33
votes
What we discovered on ‘Deep YouTube’ – The video site isn’t just a platform. It’s infrastructure.
Link information
This data is scraped automatically and may be incorrect.
- Title
- What We Discovered on 'Deep YouTube'
- Authors
- Ryan McGrady
- Published
- Jan 26 2024
- Word count
- 1973 words
https://archive.is/mjWAz
The paper is here. Here's the abstract:
A baseline study isn't so exciting, but it's useful to know what the denominator is.
I do wonder if YT engineers noticed a huge cluster "dialing for videos" non stop for mont—
oh.
In fairness to them, it does look like the hit rate was about 1 in 1.8 billion, so even with the five-order-of-magnitude optimisations they mentioned that's about 150 requests per second sustained for three months. I imagine a decent chunk of the timeline was just balancing how many machines (and IP addresses) they had to allocate to work that's basically idling vs how picky the YouTube security systems are about obvious bot requests like that.
A few hundred (or thousand) requests per second isn't going to show up even as a rounding error for a site the size of YouTube, but they'll be set up to detect and throttle obvious non-human behaviour anyway because it tends to be good practice above and beyond any worries about traffic volume.
Considering how they stress that it only took a supercomputer moments, they could've definitely let this run for longer.I made an oof and judged the article without reading it based on not just a quote, but an incomplete quote. Shame on me.
Hm? Both the paper and the pop article say "It took a sophisticated cluster of powerful computers at the University of Massachusetts months to collect a representative sample". I only got surprised by how few videos they have actually found.
When you think about it, that was inevitable. The ID-space is extremely sparse. It says 14 * 10⁹ videos total and I'd eyeball the ID-space at (26+10+2)¹¹ so uhhh 17 million requests per successful hit on average.
The download and processing of just 10⁴ packets of audio+metadata was the easy part.
If I'm not mistaken, then Youtube uses base64 which would theoretically mean a hit rate of 1 in 5 billion requests.

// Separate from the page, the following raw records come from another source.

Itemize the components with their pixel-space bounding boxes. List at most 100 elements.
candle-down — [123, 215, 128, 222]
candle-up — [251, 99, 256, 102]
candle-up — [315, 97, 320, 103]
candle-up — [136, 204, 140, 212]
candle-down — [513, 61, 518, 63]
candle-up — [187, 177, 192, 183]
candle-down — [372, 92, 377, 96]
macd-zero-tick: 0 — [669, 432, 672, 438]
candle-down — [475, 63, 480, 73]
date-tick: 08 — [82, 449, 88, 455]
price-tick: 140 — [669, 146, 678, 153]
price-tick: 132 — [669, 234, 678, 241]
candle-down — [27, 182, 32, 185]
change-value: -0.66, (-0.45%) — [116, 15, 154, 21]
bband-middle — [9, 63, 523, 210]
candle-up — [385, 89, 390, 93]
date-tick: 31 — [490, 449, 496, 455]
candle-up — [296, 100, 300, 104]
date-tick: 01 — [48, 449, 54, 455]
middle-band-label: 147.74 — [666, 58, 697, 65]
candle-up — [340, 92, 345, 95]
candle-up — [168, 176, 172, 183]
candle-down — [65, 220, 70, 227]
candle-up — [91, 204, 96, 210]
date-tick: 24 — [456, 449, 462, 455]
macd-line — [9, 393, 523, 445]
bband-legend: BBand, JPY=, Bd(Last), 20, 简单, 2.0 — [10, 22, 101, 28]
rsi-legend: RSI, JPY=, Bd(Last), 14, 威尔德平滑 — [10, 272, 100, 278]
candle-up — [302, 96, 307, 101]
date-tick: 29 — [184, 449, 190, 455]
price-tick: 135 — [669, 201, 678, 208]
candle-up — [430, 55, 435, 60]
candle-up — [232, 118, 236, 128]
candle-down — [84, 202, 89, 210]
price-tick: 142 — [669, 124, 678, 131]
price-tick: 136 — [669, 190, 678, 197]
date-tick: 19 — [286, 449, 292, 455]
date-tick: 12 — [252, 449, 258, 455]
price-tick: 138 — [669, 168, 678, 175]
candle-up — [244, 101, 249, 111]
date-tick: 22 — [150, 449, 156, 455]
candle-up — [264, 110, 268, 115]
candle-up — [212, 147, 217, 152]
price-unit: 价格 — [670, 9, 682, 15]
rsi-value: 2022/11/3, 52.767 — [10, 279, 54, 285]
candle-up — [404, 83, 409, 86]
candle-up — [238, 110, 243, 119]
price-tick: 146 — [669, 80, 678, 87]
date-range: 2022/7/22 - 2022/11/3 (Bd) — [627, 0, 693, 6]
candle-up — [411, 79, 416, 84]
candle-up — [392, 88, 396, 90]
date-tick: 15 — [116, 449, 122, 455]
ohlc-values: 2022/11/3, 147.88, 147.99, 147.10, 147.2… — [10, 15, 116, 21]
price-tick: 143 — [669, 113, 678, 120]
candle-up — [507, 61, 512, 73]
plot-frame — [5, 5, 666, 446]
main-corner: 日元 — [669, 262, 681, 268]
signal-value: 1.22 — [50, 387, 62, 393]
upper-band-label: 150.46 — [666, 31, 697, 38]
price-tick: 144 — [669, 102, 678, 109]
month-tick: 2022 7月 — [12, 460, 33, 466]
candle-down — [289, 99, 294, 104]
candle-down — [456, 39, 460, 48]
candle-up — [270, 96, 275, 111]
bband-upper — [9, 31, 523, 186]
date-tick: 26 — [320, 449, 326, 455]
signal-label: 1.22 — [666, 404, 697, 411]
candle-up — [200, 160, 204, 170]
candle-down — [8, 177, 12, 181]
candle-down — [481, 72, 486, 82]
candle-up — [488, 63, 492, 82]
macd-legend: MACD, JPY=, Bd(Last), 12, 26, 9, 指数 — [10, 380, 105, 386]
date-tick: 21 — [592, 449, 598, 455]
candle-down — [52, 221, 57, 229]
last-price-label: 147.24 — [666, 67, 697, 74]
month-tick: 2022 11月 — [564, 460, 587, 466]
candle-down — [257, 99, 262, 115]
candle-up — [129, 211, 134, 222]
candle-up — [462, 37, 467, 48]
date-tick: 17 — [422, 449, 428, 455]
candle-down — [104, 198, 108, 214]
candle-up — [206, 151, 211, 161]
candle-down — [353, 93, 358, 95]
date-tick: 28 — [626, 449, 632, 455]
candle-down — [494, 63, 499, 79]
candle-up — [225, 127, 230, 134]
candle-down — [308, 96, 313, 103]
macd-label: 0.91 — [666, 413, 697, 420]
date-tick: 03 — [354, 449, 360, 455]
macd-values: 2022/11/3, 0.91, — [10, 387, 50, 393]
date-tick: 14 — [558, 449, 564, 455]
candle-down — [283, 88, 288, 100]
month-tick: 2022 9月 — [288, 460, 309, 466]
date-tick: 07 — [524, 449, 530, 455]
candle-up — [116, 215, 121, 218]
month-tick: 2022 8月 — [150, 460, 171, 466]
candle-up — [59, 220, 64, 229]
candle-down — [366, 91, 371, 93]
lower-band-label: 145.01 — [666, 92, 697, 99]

Although now I’m re-reading it I’m not actually sure whether that means 1.8x109 notional keys searched per hit after expanding their optimisations (they mention some other statistical tricks further up), or if that’s the actual number of calls they executed to find each hit. I was assuming the former, but I can definitely see them needing a good chunk of IP addresses if it’s the latter.